The Internet has opened up a whole new way of networking for job candidates. Online sites have sprung up to help connect people and jobs--putting technology behind the old concept of "it's not what you know but who you know."

LinkedIn.com is one of the more popular professional online networking sites currently in use. (For a list of other sites, see "Getting Connected" on page 96.) New users register on the site and supply their name and location, then identify the kind of work they do and disclose whether they're a full-time employee or a consultant. There is no cost to join, and LinkedIn offers privacy protection, including a pledge never to sell your information to a third party and never to share your contact information with another user, unless both of you choose to contact one another.
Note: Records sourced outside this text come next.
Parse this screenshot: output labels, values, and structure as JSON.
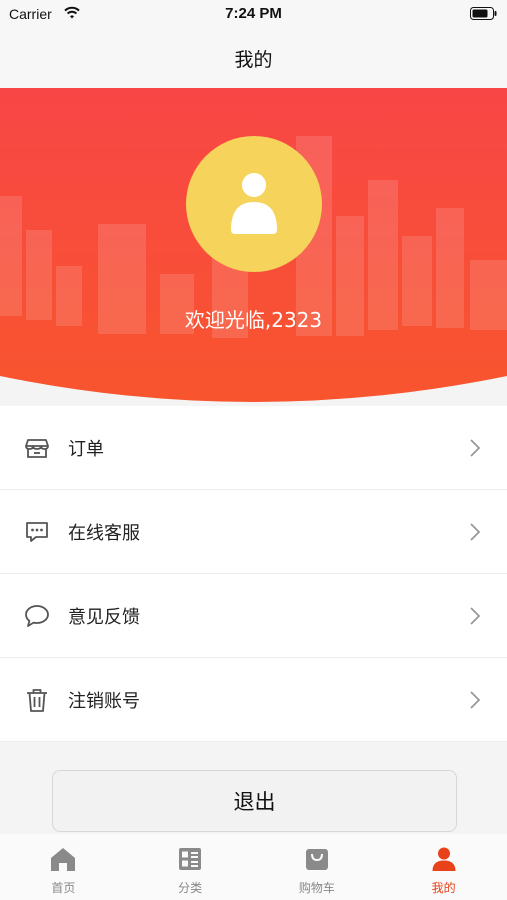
{
  "status_bar": {
    "carrier": "Carrier",
    "time": "7:24 PM",
    "icons": [
      "wifi-icon",
      "battery-icon"
    ]
  },
  "nav": {
    "title": "我的"
  },
  "profile": {
    "welcome_text": "欢迎光临,2323",
    "avatar_icon": "user-icon",
    "header_gradient": [
      "#f84646",
      "#f8552e"
    ],
    "avatar_color": "#f6d35a"
  },
  "menu": {
    "items": [
      {
        "label": "订单",
        "icon": "store-icon"
      },
      {
        "label": "在线客服",
        "icon": "chat-dots-icon"
      },
      {
        "label": "意见反馈",
        "icon": "speech-bubble-icon"
      },
      {
        "label": "注销账号",
        "icon": "trash-icon"
      }
    ]
  },
  "logout": {
    "label": "退出"
  },
  "tab_bar": {
    "active_color": "#e8421b",
    "inactive_color": "#8a8a8a",
    "tabs": [
      {
        "label": "首页",
        "icon": "home-icon",
        "active": false
      },
      {
        "label": "分类",
        "icon": "category-icon",
        "active": false
      },
      {
        "label": "购物车",
        "icon": "cart-icon",
        "active": false
      },
      {
        "label": "我的",
        "icon": "profile-icon",
        "active": true
      }
    ]
  }
}
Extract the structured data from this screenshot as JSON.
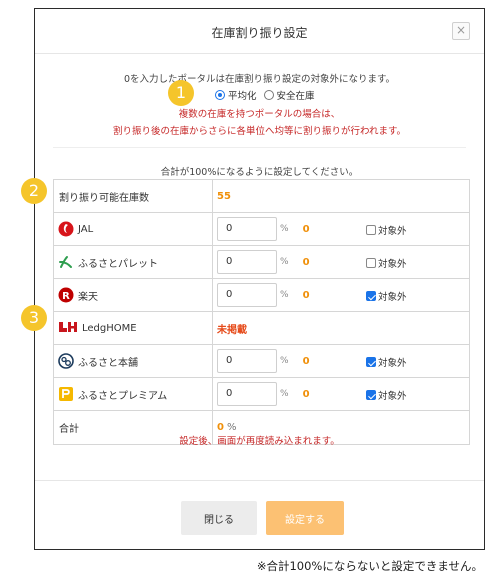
{
  "modal": {
    "title": "在庫割り振り設定",
    "close_label": "×",
    "notice_line1": "0を入力したポータルは在庫割り振り設定の対象外になります。",
    "radio_options": [
      {
        "label": "平均化",
        "checked": true
      },
      {
        "label": "安全在庫",
        "checked": false
      }
    ],
    "notice_line2": "複数の在庫を持つポータルの場合は、",
    "notice_line3": "割り振り後の在庫からさらに各単位へ均等に割り振りが行われます。",
    "notice_line4": "合計が100%になるように設定してください。",
    "allocatable": {
      "label": "割り振り可能在庫数",
      "value": "55"
    },
    "portals": [
      {
        "name": "JAL",
        "icon": "jal-logo-icon",
        "input": "0",
        "unit": "%",
        "count": "0",
        "exclude_label": "対象外",
        "excluded": false
      },
      {
        "name": "ふるさとパレット",
        "icon": "furusato-palette-logo-icon",
        "input": "0",
        "unit": "%",
        "count": "0",
        "exclude_label": "対象外",
        "excluded": false
      },
      {
        "name": "楽天",
        "icon": "rakuten-logo-icon",
        "input": "0",
        "unit": "%",
        "count": "0",
        "exclude_label": "対象外",
        "excluded": true
      },
      {
        "name": "LedgHOME",
        "icon": "ledghome-logo-icon",
        "status": "未掲載"
      },
      {
        "name": "ふるさと本舗",
        "icon": "furusato-honpo-logo-icon",
        "input": "0",
        "unit": "%",
        "count": "0",
        "exclude_label": "対象外",
        "excluded": true
      },
      {
        "name": "ふるさとプレミアム",
        "icon": "furusato-premium-logo-icon",
        "input": "0",
        "unit": "%",
        "count": "0",
        "exclude_label": "対象外",
        "excluded": true
      }
    ],
    "total": {
      "label": "合計",
      "value": "0",
      "unit": "%"
    },
    "reload_note": "設定後、画面が再度読み込まれます。",
    "buttons": {
      "close": "閉じる",
      "save": "設定する"
    }
  },
  "annotations": {
    "b1": "1",
    "b2": "2",
    "b3": "3"
  },
  "bottom_note": "※合計100%にならないと設定できません。",
  "colors": {
    "accent": "#f0900a",
    "warning": "#c62828",
    "badge": "#f5c52b",
    "save_button": "#fcc173"
  }
}
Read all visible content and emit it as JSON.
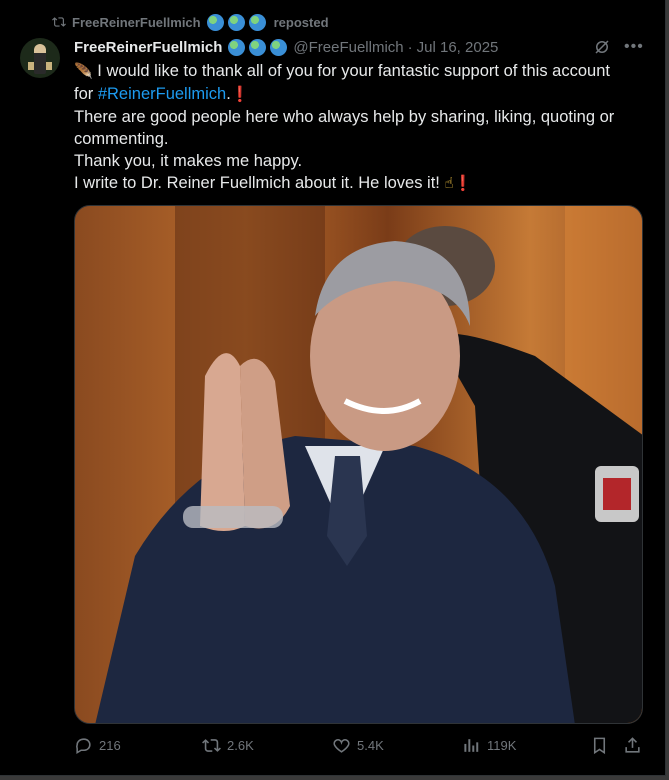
{
  "repost": {
    "name": "FreeReinerFuellmich",
    "suffix": "reposted"
  },
  "post": {
    "author_name": "FreeReinerFuellmich",
    "handle": "@FreeFuellmich",
    "separator": "·",
    "date": "Jul 16, 2025",
    "line1": "I would like to thank all of you for your fantastic support of this account",
    "line2_prefix": "for ",
    "hashtag": "#ReinerFuellmich",
    "line2_suffix": ".",
    "line3": "There are good people here who always help by sharing, liking, quoting or",
    "line4": "commenting.",
    "line5": "Thank you, it makes me happy.",
    "line6": "I write to Dr. Reiner Fuellmich about it. He loves it!"
  },
  "emoji": {
    "quill": "🪶",
    "exclaim": "❗",
    "point": "☝"
  },
  "actions": {
    "replies": "216",
    "reposts": "2.6K",
    "likes": "5.4K",
    "views": "119K"
  },
  "colors": {
    "background": "#000000",
    "text": "#e7e9ea",
    "muted": "#71767b",
    "link": "#1d9bf0"
  },
  "icons": [
    "repost-icon",
    "grok-icon",
    "more-icon",
    "reply-icon",
    "like-icon",
    "views-icon",
    "bookmark-icon",
    "share-icon"
  ]
}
By joining the LinkedIn community, you've essentially added your name to an enormous electronic Rolodex. And once you're in, you can search the extended network of contacts to find out who your contacts know. LinkedIn allows users to search for contacts by ZIP code, job, even the company for which they work. LinkedIn also gives you the option of uploading your Microsoft Outlook contacts onto the network. A quick search will reveal which of your contacts already belongs to LinkedIn.

Remember the old canard about how there are no more than six degrees of separation between any two people? The idea is that any person can be linked to any other person through no more than six other people. LinkedIn relies on that principle. Search for contacts, and you will get an indicator of the strength of your connection to those candidates. A direct knowledge of the contact would be defined as one degree of separation; someone who is known by a colleague's contact would merit a third degree of separation, and so on.
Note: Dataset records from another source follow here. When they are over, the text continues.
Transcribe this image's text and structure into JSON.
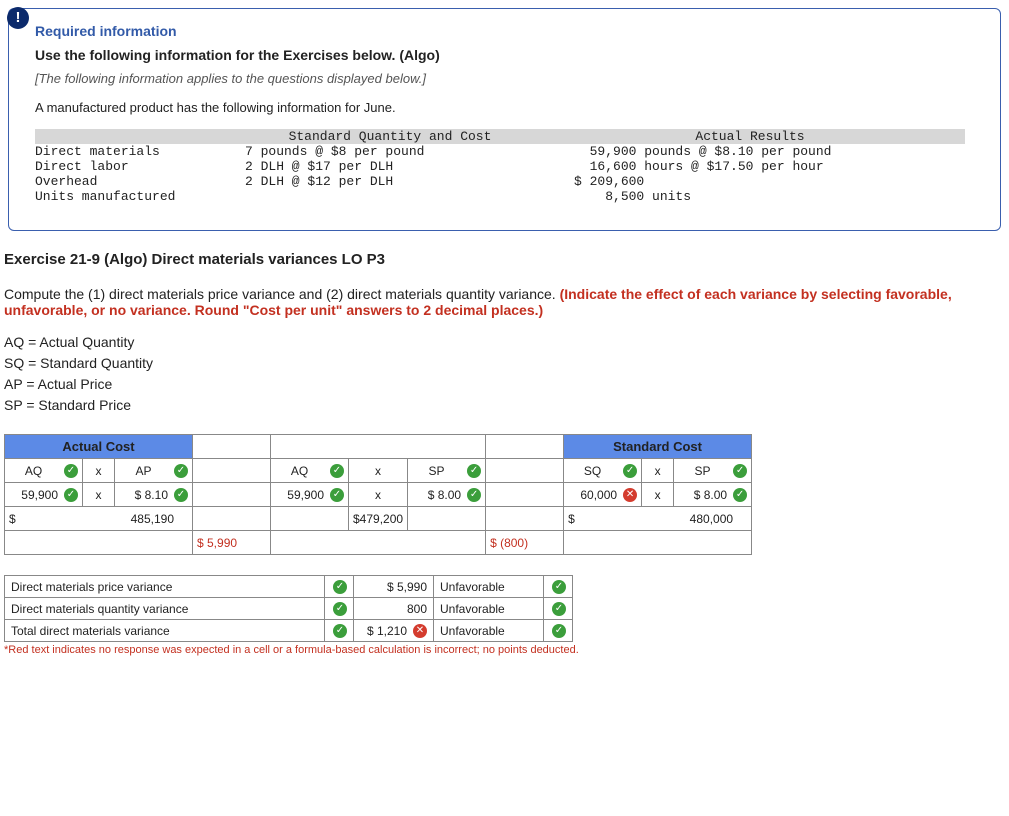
{
  "info": {
    "required_title": "Required information",
    "bold_line": "Use the following information for the Exercises below. (Algo)",
    "italic_line": "[The following information applies to the questions displayed below.]",
    "intro": "A manufactured product has the following information for June.",
    "headers": {
      "std": "Standard Quantity and Cost",
      "act": "Actual Results"
    },
    "rows": {
      "dm": {
        "label": "Direct materials",
        "std": "7 pounds @ $8 per pound",
        "act": "59,900 pounds @ $8.10 per pound"
      },
      "dl": {
        "label": "Direct labor",
        "std": "2 DLH @ $17 per DLH",
        "act": "16,600 hours @ $17.50 per hour"
      },
      "oh": {
        "label": "Overhead",
        "std": "2 DLH @ $12 per DLH",
        "act": "$ 209,600"
      },
      "um": {
        "label": "Units manufactured",
        "std": "",
        "act": "    8,500 units"
      }
    }
  },
  "exercise": {
    "title": "Exercise 21-9 (Algo) Direct materials variances LO P3",
    "prompt_plain": "Compute the (1) direct materials price variance and (2) direct materials quantity variance. ",
    "prompt_red": "(Indicate the effect of each variance by selecting favorable, unfavorable, or no variance. Round \"Cost per unit\" answers to 2 decimal places.)",
    "legend": {
      "aq": "AQ = Actual Quantity",
      "sq": "SQ = Standard Quantity",
      "ap": "AP = Actual Price",
      "sp": "SP = Standard Price"
    }
  },
  "grid": {
    "hdr_actual": "Actual Cost",
    "hdr_standard": "Standard Cost",
    "col1": {
      "aq_label": "AQ",
      "x": "x",
      "ap_label": "AP",
      "aq_val": "59,900",
      "ap_val": "$  8.10",
      "total_prefix": "$",
      "total": "485,190"
    },
    "col2": {
      "aq_label": "AQ",
      "x": "x",
      "sp_label": "SP",
      "aq_val": "59,900",
      "sp_val": "$  8.00",
      "total": "$479,200"
    },
    "col3": {
      "sq_label": "SQ",
      "x": "x",
      "sp_label": "SP",
      "sq_val": "60,000",
      "sp_val": "$  8.00",
      "total_prefix": "$",
      "total": "480,000"
    },
    "diff1": "$ 5,990",
    "diff2": "$  (800)"
  },
  "summary": {
    "r1": {
      "label": "Direct materials price variance",
      "value": "$ 5,990",
      "effect": "Unfavorable",
      "val_ok": true
    },
    "r2": {
      "label": "Direct materials quantity variance",
      "value": "800",
      "effect": "Unfavorable",
      "val_ok": true
    },
    "r3": {
      "label": "Total direct materials variance",
      "value": "$ 1,210",
      "effect": "Unfavorable",
      "val_ok": false
    }
  },
  "footnote": "*Red text indicates no response was expected in a cell or a formula-based calculation is incorrect; no points deducted."
}
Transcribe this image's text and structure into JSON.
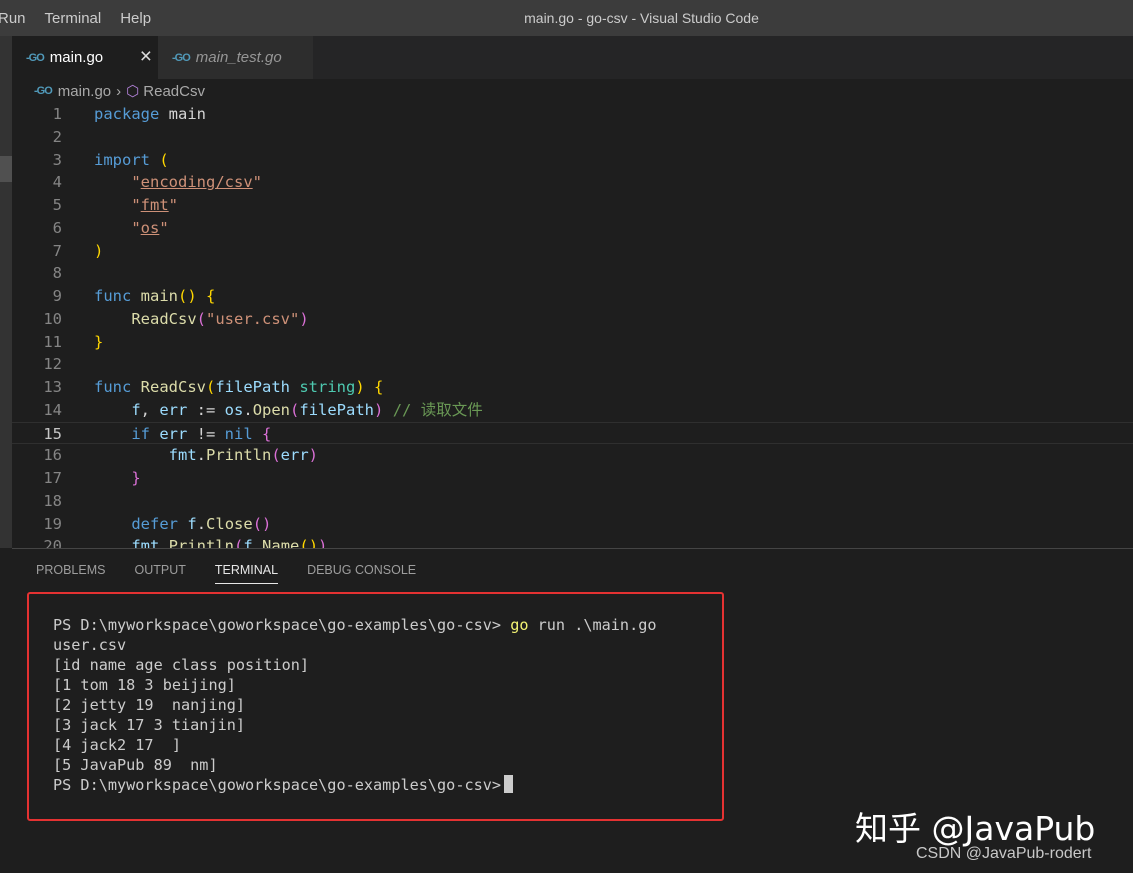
{
  "menu": [
    "Run",
    "Terminal",
    "Help"
  ],
  "window_title": "main.go - go-csv - Visual Studio Code",
  "tabs": [
    {
      "label": "main.go",
      "active": true
    },
    {
      "label": "main_test.go",
      "active": false
    }
  ],
  "tab_icon": "go-file-icon",
  "close_glyph": "×",
  "breadcrumb": {
    "file": "main.go",
    "symbol": "ReadCsv"
  },
  "editor": {
    "line_numbers": [
      "1",
      "2",
      "3",
      "4",
      "5",
      "6",
      "7",
      "8",
      "9",
      "10",
      "11",
      "12",
      "13",
      "14",
      "15",
      "16",
      "17",
      "18",
      "19",
      "20"
    ],
    "current_line": 15
  },
  "panel": {
    "tabs": [
      "PROBLEMS",
      "OUTPUT",
      "TERMINAL",
      "DEBUG CONSOLE"
    ],
    "active_tab": "TERMINAL",
    "terminal": {
      "prompt": "PS D:\\myworkspace\\goworkspace\\go-examples\\go-csv> ",
      "command_go": "go",
      "command_rest": " run .\\main.go",
      "output": [
        "user.csv",
        "[id name age class position]",
        "[1 tom 18 3 beijing]",
        "[2 jetty 19  nanjing]",
        "[3 jack 17 3 tianjin]",
        "[4 jack2 17  ]",
        "[5 JavaPub 89  nm]"
      ],
      "final_prompt": "PS D:\\myworkspace\\goworkspace\\go-examples\\go-csv>"
    }
  },
  "watermark": {
    "main": "知乎 @JavaPub",
    "sub": "CSDN @JavaPub-rodert"
  }
}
It may sound complicated, but the premise is actually simple, says cofounder Konstantin Guericke. "When we say that the connection strength is based on degrees of separation, it's not a technology 'gee whiz' thing."
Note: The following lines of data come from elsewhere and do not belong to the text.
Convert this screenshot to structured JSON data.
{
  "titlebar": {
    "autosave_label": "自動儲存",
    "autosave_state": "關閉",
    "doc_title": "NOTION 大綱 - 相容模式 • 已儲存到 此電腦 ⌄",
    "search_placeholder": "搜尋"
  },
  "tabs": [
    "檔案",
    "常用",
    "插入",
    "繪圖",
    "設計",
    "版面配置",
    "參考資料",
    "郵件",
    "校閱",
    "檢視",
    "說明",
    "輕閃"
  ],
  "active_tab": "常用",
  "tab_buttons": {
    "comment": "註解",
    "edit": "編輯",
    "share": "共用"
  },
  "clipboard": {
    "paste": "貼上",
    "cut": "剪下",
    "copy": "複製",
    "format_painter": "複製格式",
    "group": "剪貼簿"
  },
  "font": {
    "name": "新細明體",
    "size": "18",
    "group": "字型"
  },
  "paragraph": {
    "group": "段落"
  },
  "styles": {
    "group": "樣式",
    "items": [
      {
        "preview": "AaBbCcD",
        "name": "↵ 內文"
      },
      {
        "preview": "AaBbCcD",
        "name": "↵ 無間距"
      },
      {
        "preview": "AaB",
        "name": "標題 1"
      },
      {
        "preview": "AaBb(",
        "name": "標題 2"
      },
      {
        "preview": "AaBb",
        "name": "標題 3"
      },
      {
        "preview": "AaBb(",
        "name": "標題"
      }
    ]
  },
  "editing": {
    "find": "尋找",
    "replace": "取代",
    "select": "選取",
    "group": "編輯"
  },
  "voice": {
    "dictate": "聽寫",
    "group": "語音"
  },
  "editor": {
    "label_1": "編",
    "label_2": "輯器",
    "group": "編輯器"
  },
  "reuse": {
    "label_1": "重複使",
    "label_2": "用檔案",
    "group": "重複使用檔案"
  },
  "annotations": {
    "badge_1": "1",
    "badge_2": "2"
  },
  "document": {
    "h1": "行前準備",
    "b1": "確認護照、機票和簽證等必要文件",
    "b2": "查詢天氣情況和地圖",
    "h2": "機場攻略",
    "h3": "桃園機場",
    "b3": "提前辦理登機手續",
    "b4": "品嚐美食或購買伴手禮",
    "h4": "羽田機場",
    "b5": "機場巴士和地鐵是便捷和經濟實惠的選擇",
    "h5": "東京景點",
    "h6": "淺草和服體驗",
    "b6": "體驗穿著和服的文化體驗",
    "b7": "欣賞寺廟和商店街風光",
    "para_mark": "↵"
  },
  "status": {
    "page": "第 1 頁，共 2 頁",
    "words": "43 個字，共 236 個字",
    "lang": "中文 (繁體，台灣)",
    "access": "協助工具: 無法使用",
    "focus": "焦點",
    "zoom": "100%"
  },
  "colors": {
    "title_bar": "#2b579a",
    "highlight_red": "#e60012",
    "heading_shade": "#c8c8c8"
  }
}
Linking to Jobs, Candidates

Based on the popularity of its online network (LinkedIn currently boasts more than 1.8 million users in 120 industries), the company recently branched out into the job search business. In January, LinkedIn unveiled a new service designed specifically to allow HR professionals, managers and recruiters to post job listings within the LinkedIn network.

Users post a job description (LinkedIn charges $75 to post a position; there's no charge for searching for candidates) just like they would on a traditional job board. But instead of getting applications from anyone who has stumbled across your job description, you receive resumes and applications via your LinkedIn contacts. Each time you receive an application, for example, you can immediately see which of your contacts knows people who have worked with the candidate. And in addition to seeing resumes, users can also view public endorsements provided by former co-workers, managers and business partners that are included on the candidate's profile page.

That approach, says Guericke, allows HR professionals to tap into a huge pool of passive candidates they might not otherwise have access to. But users get something else as well: the power of referrals to generate qualified candidates. Explains Guericke: "If you are connected to someone who has posted a job, the candidate has to go through you to make contact with the poster."

Resume inflation, the bane of many HR professionals, is also harder to pull off here than on most job boards. For one thing, users post only one profile--and everyone can see it. "When you post your profile, all your colleagues and former bosses are looking at it, too. It's harder to lie," Guericke explains. "We tend to get more accurate resumes as a result."